Since 2011, Libya has suffered repeated conflicts that left critical infrastructure and basic social services destroyed. The violence continues in some parts of Tripoli.
All over the country public facilities are not only affected directly by the conflict, but are also in a state of neglect due to the lack of maintenance.
Data from WHO reveals that 17 out of 97 hospitals are closed and only four hospitals are functioning at only 75–80 percent capacity. Over 20 percent of primary health care facilities are closed.
Atia Kaseh General Hospital is the largest and oldest medical centre in the southeast region. It serves more than 80,000 people in Al-Kufra and neighbouring cities such as Tazirbu and Rabiana.
The medical centre was damaged by the conflicts that the city witnessed in recent years and its upkeep had been neglected.
“I was born in Al Kufra and studied nursing here. All newborns in the city of Al Kufra and nearby villages are born in Atia Al-Kaseh Hospital, which had not been rehabilitated since 2006,” said Fatima Musa, who works in the hospital as a nurse.
“Sometimes the patients entered directly to the operation rooms or the ICU because there was no emergency department. Then, we had to stop the operations and deal with the new patients,” she says.
When hospitals cannot perform all their functions, people are forced to travel long distances to get healthcare. Finding safe transportation is not easy. Ambulances are not readily available, nor are they free.
“I was forced to travel more than 1,000 kilometres to Benghazi or Ajdabiya for any surgery, especially when my wife was about to give birth. The hospital wasn’t close, but the level of services was very low. It was not easy for people to get a critical surgery under these circumstances,” says Fathi Mohamed, father of four. “I remember when my wife was about to give birth to my second son Abubaker. She needed a surgical intervention. At that time, Al-Kufra airport was closed because of the clashes, so we had to travel on dangerous and decrepit roads to reach Benghazi for a caesarean.”
“I know several of my relatives who had to travel to the city of Benghazi or Ajdabia when it’s time for childbirth, because they did not trust the capabilities of Al-Kufra hospital,” says Fatima.
“Al-Kufra Ambulance Services supports all people without exception, but we had moments in which people with heart diseases were fearing for their life because they have to face dangerously long wait times for transportation,” says Ibrahim Bulhassin, ambulance driver at Al-Kufra General Hospital.
UNDP Libya is responding to the short-term urgent needs of the people while providing long term and sustainable solutions. The goal is to bring immediate help, as well as to lay the foundations for a better future. UNDP is helping authorities to provide basic services to citizens across the country, ensuring that communities not only cope and recover from crisis, but also move towards lasting peace and sustainable development.
With funds from the European Union and in partnership with the Ministry of Local Governance and Al-Kufra Municipality, UNDP has renovated the pediatric, gynecological, surgical and emergency department at Atia Kaseh General Hospital and provided it with two intensive care ambulances and two fully-equipped operating theatres.
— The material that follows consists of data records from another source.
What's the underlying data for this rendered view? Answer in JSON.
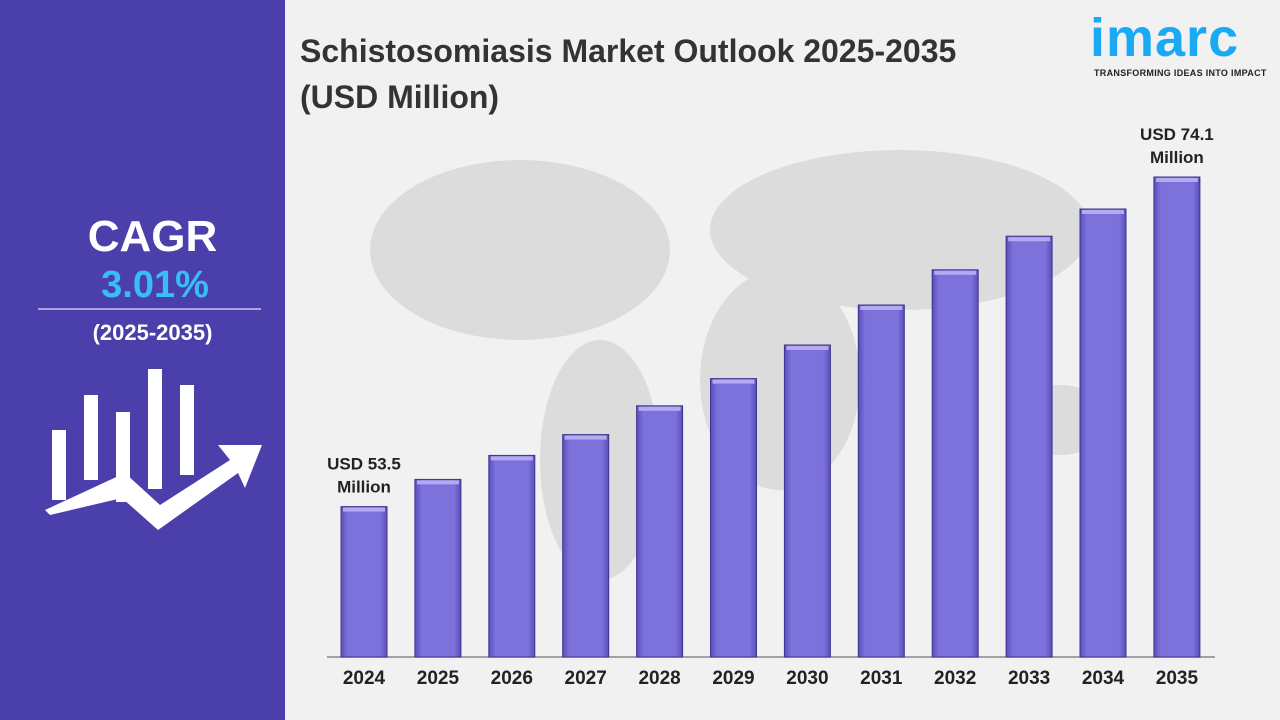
{
  "sidebar": {
    "cagr_label": "CAGR",
    "cagr_value": "3.01%",
    "period": "(2025-2035)",
    "icon": "bar-chart-growth-arrow-icon"
  },
  "logo": {
    "word": "imarc",
    "tagline": "TRANSFORMING IDEAS INTO IMPACT",
    "color": "#1aa9f2"
  },
  "colors": {
    "sidebar": "#4b3fac",
    "bar": "#7b6fd9",
    "accent": "#38bdf8"
  },
  "chart_data": {
    "type": "bar",
    "title": "Schistosomiasis Market Outlook 2025-2035 (USD Million)",
    "categories": [
      "2024",
      "2025",
      "2026",
      "2027",
      "2028",
      "2029",
      "2030",
      "2031",
      "2032",
      "2033",
      "2034",
      "2035"
    ],
    "values": [
      53.5,
      55.2,
      56.7,
      58.0,
      59.8,
      61.5,
      63.6,
      66.1,
      68.3,
      70.4,
      72.1,
      74.1
    ],
    "annotations": [
      {
        "category": "2024",
        "line1": "USD 53.5",
        "line2": "Million"
      },
      {
        "category": "2035",
        "line1": "USD 74.1",
        "line2": "Million"
      }
    ],
    "xlabel": "",
    "ylabel": "",
    "grid": false,
    "legend": "none"
  }
}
“We have faced several challenges inside the hospital. With UNDP intervention we overcame them. The rehabilitation targeted several departments inside the hospital such as the emergency department, hospital façade and the main entrance, operating rooms, the intensive care unit, and the department of obstetrics and gynecology, which have had a special impact on patients,” said Dr. Ali Saleh Akanishi, Deputy Director of Atia Al-Kassah General Hospital.
Fatima says one of the main challenges was overcrowding and disorganization.
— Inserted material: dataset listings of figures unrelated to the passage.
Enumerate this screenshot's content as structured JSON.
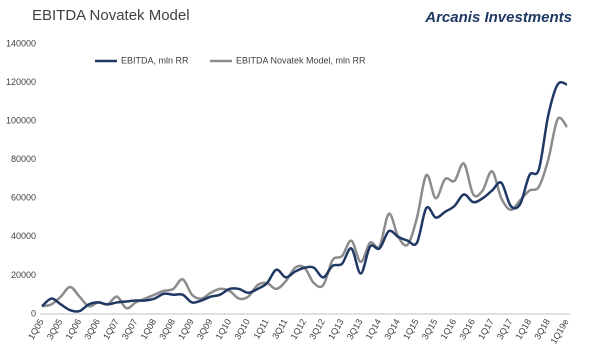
{
  "chart_data": {
    "type": "line",
    "title": "EBITDA Novatek Model",
    "brand": "Arcanis Investments",
    "categories": [
      "1Q05",
      null,
      "3Q05",
      null,
      "1Q06",
      null,
      "3Q06",
      null,
      "1Q07",
      null,
      "3Q07",
      null,
      "1Q08",
      null,
      "3Q08",
      null,
      "1Q09",
      null,
      "3Q09",
      null,
      "1Q10",
      null,
      "3Q10",
      null,
      "1Q11",
      null,
      "3Q11",
      null,
      "1Q12",
      null,
      "3Q12",
      null,
      "1Q13",
      null,
      "3Q13",
      null,
      "1Q14",
      null,
      "3Q14",
      null,
      "1Q15",
      null,
      "3Q15",
      null,
      "1Q16",
      null,
      "3Q16",
      null,
      "1Q17",
      null,
      "3Q17",
      null,
      "1Q18",
      null,
      "3Q18",
      null,
      "1Q19e"
    ],
    "series": [
      {
        "name": "EBITDA, mln RR",
        "color": "#1f3864",
        "values": [
          4000,
          8000,
          5000,
          2000,
          1500,
          5000,
          6000,
          5000,
          6000,
          6500,
          7000,
          7000,
          8000,
          10500,
          10000,
          10000,
          6000,
          7000,
          9000,
          10000,
          13000,
          13000,
          11000,
          13000,
          16000,
          23000,
          19000,
          22000,
          24000,
          24000,
          19000,
          25000,
          26000,
          34000,
          21000,
          35000,
          34000,
          43000,
          40000,
          38000,
          37000,
          55000,
          50000,
          53000,
          56000,
          62000,
          58000,
          60000,
          64000,
          68000,
          56000,
          57000,
          72000,
          75000,
          103000,
          119000,
          119000
        ]
      },
      {
        "name": "EBITDA Novatek Model, mln RR",
        "color": "#8c8c8c",
        "values": [
          4000,
          5000,
          9000,
          14000,
          9000,
          4000,
          6000,
          5000,
          9000,
          3000,
          6000,
          8000,
          10000,
          12000,
          13000,
          18000,
          10000,
          8000,
          11000,
          13000,
          12000,
          8000,
          9000,
          15000,
          16000,
          13000,
          17000,
          24000,
          24000,
          16000,
          15000,
          28000,
          30000,
          38000,
          27000,
          37000,
          35000,
          52000,
          40000,
          36000,
          50000,
          72000,
          60000,
          70000,
          69000,
          78000,
          62000,
          64000,
          74000,
          60000,
          54000,
          59000,
          64000,
          66000,
          80000,
          101000,
          97000
        ]
      }
    ],
    "ylim": [
      0,
      140000
    ],
    "yticks": [
      0,
      20000,
      40000,
      60000,
      80000,
      100000,
      120000,
      140000
    ],
    "grid": false
  }
}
“Now that a new emergency department has been built we are better organized. The patients don’t go to the operating room or ICU before passing through the reception and the emergency department,” she says.
Local women now feel safer, knowing that don’t have to travel 1,000 kilometres for a cesarean section.
“They trust the hospital because is clean and organized. Some of them told us that entering the obstetrics and gynecology department feels like entering a hotel lobby,” Fatima says.
The newly-renovated hospital is in big demand — about 500 people are treated there every day.
“As a nurse operating in the operating room for seven years, I am very proud of being involved in several critical surgeries. No doubt, there is no greater feeling as the feeling of saving a human life,” Fatima says.